Толику показалось или из груди Ольги действительно вырвался вздох облегчения?
Он вообще мало что понимал в том, что происходит. Какие-то нелепые совпадения, и на их почве сфабрикованные этой оголтелой самкой обвинения.
Господи, да обрати ты свой взор на ангела!!! Она действительно казалась ему сейчас ангелом во плоти. Невыносимая бледность лица, скорбное выражение которого могло бы пронять самого дьявола. Судорожно сцепленные подрагивающие пальцы. Он бы каждый из них обцеловал...
Но этому, видно, никогда не суждено сбыться, судя по тому, в какое исступление впала Татьяна. Брызжет слюной в разные стороны. Слова выскакивают из нее подобно автоматной очереди. Вот приостановилась ненадолго. Расправила плечи, как перед прыжком с трамплина, и выдала такое, от чего Толика едва не стошнило...
Все! Это был последний козырь из Танькиной подтасованной колоды. И он, по всей видимости, был единственным некрапленым...
– Вот эта бумага пришла сегодня на факс моего отца. Сначала сделаю небольшое отступление: мною был послан запрос в одну из авторитетных инстанций города Москвы. Был сделан сразу по приезде сюда этой высокочтимой особы, – это прозвучало у нее почти как «особи». – Но ответ пришел только сегодня. И знаете, что в этой бумаге?!

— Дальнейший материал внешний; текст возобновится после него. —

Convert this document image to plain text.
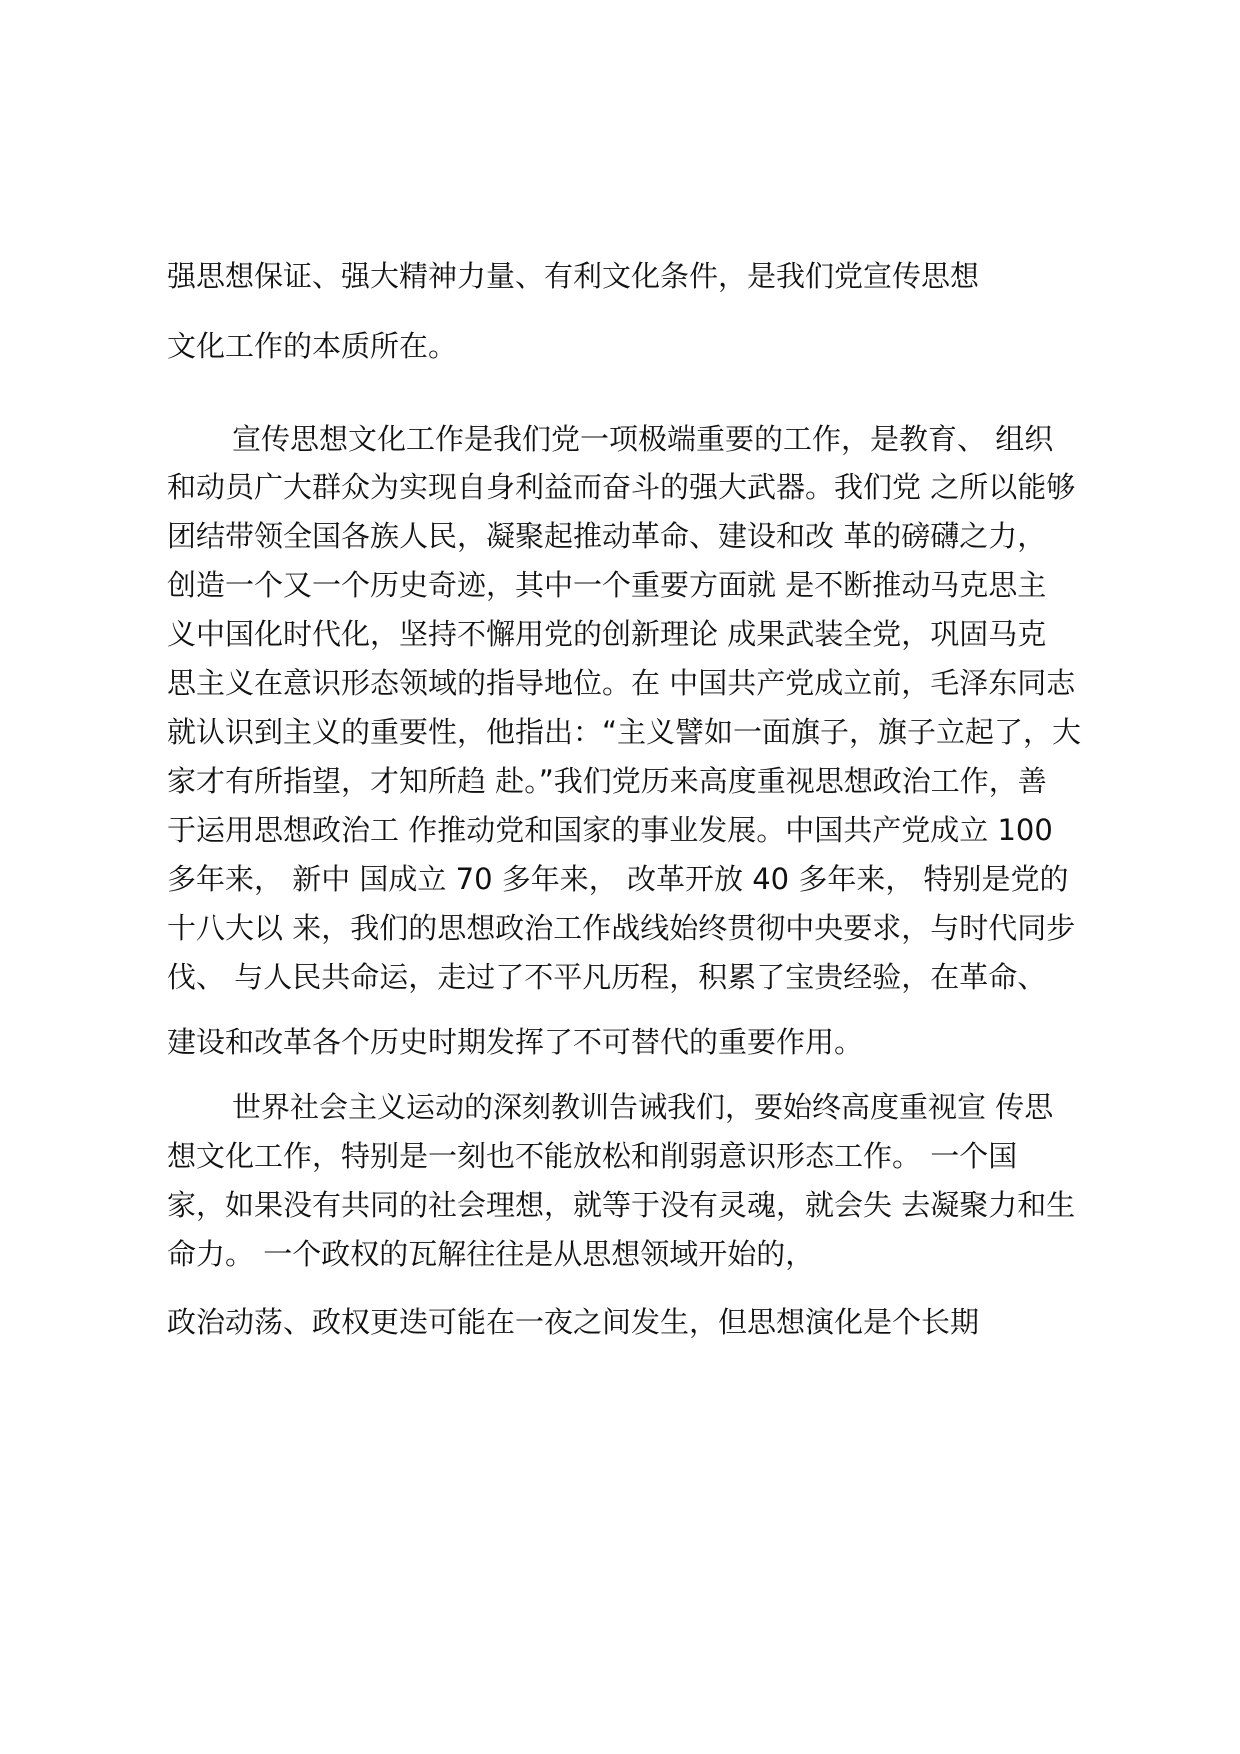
强思想保证、强大精神力量、有利文化条件，是我们党宣传思想

文化工作的本质所在。

宣传思想文化工作是我们党一项极端重要的工作，是教育、 组织

和动员广大群众为实现自身利益而奋斗的强大武器。我们党 之所以能够

团结带领全国各族人民，凝聚起推动革命、建设和改 革的磅礴之力，

创造一个又一个历史奇迹，其中一个重要方面就 是不断推动马克思主

义中国化时代化，坚持不懈用党的创新理论 成果武装全党，巩固马克

思主义在意识形态领域的指导地位。在 中国共产党成立前，毛泽东同志

就认识到主义的重要性，他指出：“主义譬如一面旗子，旗子立起了，大

家才有所指望，才知所趋 赴。”我们党历来高度重视思想政治工作，善

于运用思想政治工 作推动党和国家的事业发展。中国共产党成立 100

多年来， 新中 国成立 70 多年来， 改革开放 40 多年来， 特别是党的

十八大以 来，我们的思想政治工作战线始终贯彻中央要求，与时代同步

伐、 与人民共命运，走过了不平凡历程，积累了宝贵经验，在革命、

建设和改革各个历史时期发挥了不可替代的重要作用。

世界社会主义运动的深刻教训告诫我们，要始终高度重视宣 传思

想文化工作，特别是一刻也不能放松和削弱意识形态工作。 一个国

家，如果没有共同的社会理想，就等于没有灵魂，就会失 去凝聚力和生

命力。 一个政权的瓦解往往是从思想领域开始的，

政治动荡、政权更迭可能在一夜之间发生，但思想演化是个长期
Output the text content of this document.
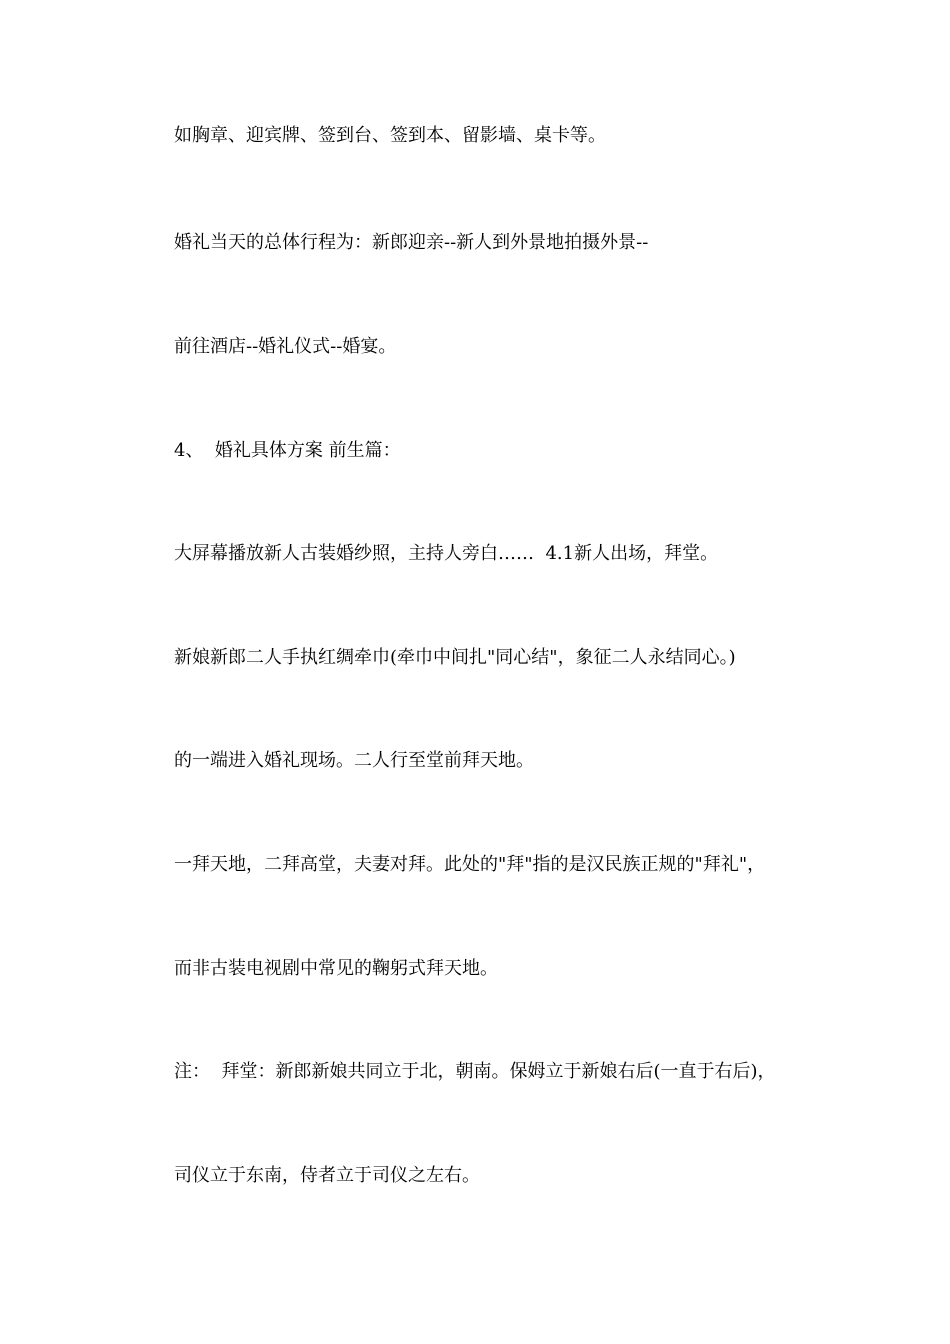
如胸章、迎宾牌、签到台、签到本、留影墙、桌卡等。
婚礼当天的总体行程为：新郎迎亲--新人到外景地拍摄外景--
前往酒店--婚礼仪式--婚宴。
4、  婚礼具体方案 前生篇：
大屏幕播放新人古装婚纱照，主持人旁白……  4.1新人出场，拜堂。
新娘新郎二人手执红绸牵巾(牵巾中间扎"同心结"，象征二人永结同心。)
的一端进入婚礼现场。二人行至堂前拜天地。
一拜天地，二拜高堂，夫妻对拜。此处的"拜"指的是汉民族正规的"拜礼"，
而非古装电视剧中常见的鞠躬式拜天地。
注：  拜堂：新郎新娘共同立于北，朝南。保姆立于新娘右后(一直于右后)，
司仪立于东南，侍者立于司仪之左右。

Танька определенно съехала с катушек, потому что таким возбужденно-вибрирующим голосом нормальный человек разговаривать не может. Все замерли в ожидании. Даже Николай Николаевич приподнял от бумаг лысую голову и внимательнейшим взглядом окинул из своего застеколья всю команду.
На какие-то минуты воцарилась полнейшая тишина. Все смотрели на Татьяну. Ольга, доселе избегающая ее взгляда, вдруг тоже приподняла подбородок в ее сторону. Минимум двое из четверых мужчин затаили дыхание. И тут она обрушила на них эту гребаную правду. Ту самую, что перечеркнула разом все светлые помыслы Кулешова о счастье. И ту самую, что мгновенно делала Таньку хозяйкой положения с полнейшим правом обладания им.
– Эта бумага повествует о некой Яковлевой Ольге Владимировне, проживающей на Сиреневом бульваре города Москвы, – за торжественным началом на их бедные головы почти тут же обрушился ушат леденящей истины. – Проживавшей, вернее будет сказано. Проживавшей с конца... пятьдесят третьего года. Ныне эта благородная гражданка является покойницей. И если существует в нашем говенном мире нечто похожее на переселение душ и как следствие – переселение их анкетных данных, то плюньте мне все разом в лицо!..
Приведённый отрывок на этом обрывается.